PB AF 592
Study based on understanding of the actors, arenas, issues, and policy communities that form the context for policy development and implementation. Exploration of approaches to policy inquiry. Consideration of implications for both policy and management. Students develop a study design for course project. Offered: jointly with SEFS 571.
This 5-credit course is designed to provide an intense graduate-level introduction to the structure and dynamics of the U.S. resource policy processes and administrative decision-making. It is concerned both with policy formulation – how proposals for action win sufficient support to be approved – and policy implementation – how programs are actually put into effect. Within the context of natural resource policy, we also explore issues related to the political, administrative and technical feasibility of a variety of policy choices. The course is intended for graduate students entering graduate or professional study in resource and public policy, planning, and management or related fields.
Student learning goals
Students will be able to systematically disaggregate complex political and management situations.
Students will be able to assess the feasibility of resource policy choices.
Students will be able to suggest strategies to get such choices adopted and implemented.
Students will be able to analyze and understand the decision contexts for elected and appointed officials.
Students will be able to develop and write effective decision memos for policy decision makers.

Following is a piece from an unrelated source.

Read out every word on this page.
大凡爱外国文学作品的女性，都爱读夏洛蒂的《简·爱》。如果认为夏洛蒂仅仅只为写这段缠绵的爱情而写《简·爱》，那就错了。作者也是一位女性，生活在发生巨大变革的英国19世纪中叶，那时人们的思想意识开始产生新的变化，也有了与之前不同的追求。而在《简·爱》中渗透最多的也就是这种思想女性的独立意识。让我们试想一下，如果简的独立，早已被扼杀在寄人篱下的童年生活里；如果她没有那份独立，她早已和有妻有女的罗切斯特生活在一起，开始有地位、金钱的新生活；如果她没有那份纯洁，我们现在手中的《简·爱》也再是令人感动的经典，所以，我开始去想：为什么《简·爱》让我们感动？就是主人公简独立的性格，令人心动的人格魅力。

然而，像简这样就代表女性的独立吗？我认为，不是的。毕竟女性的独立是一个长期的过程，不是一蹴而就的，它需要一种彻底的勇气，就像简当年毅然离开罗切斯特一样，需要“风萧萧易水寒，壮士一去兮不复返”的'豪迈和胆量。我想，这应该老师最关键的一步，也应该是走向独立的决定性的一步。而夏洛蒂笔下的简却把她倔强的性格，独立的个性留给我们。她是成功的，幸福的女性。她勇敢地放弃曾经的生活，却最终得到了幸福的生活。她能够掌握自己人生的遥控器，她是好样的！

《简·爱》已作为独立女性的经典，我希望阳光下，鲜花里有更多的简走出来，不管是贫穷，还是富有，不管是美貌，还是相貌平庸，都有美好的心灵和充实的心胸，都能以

General method of instruction
The course meets for two 2-hour sessions per week, and a significant amount of reading and case preparation is required for the course. The format is a mix of lecture and discussion, with an emphasis on exploration of case materials. Case discussions use our joint understanding of a policy issue to figure out what and why things happened as well as what actors should do given a situation. They provide real settings to probe historical behavior and test strategy. In order to benefit from the cases most effectively, students must regularly attend class and be prepared to actively participate by reading the cases analytically and thoroughly
no prerequisites necessary
Class assignments and grading
Four written assignments will constitute the written work for the course, in addition to your class contributions and oral presentation.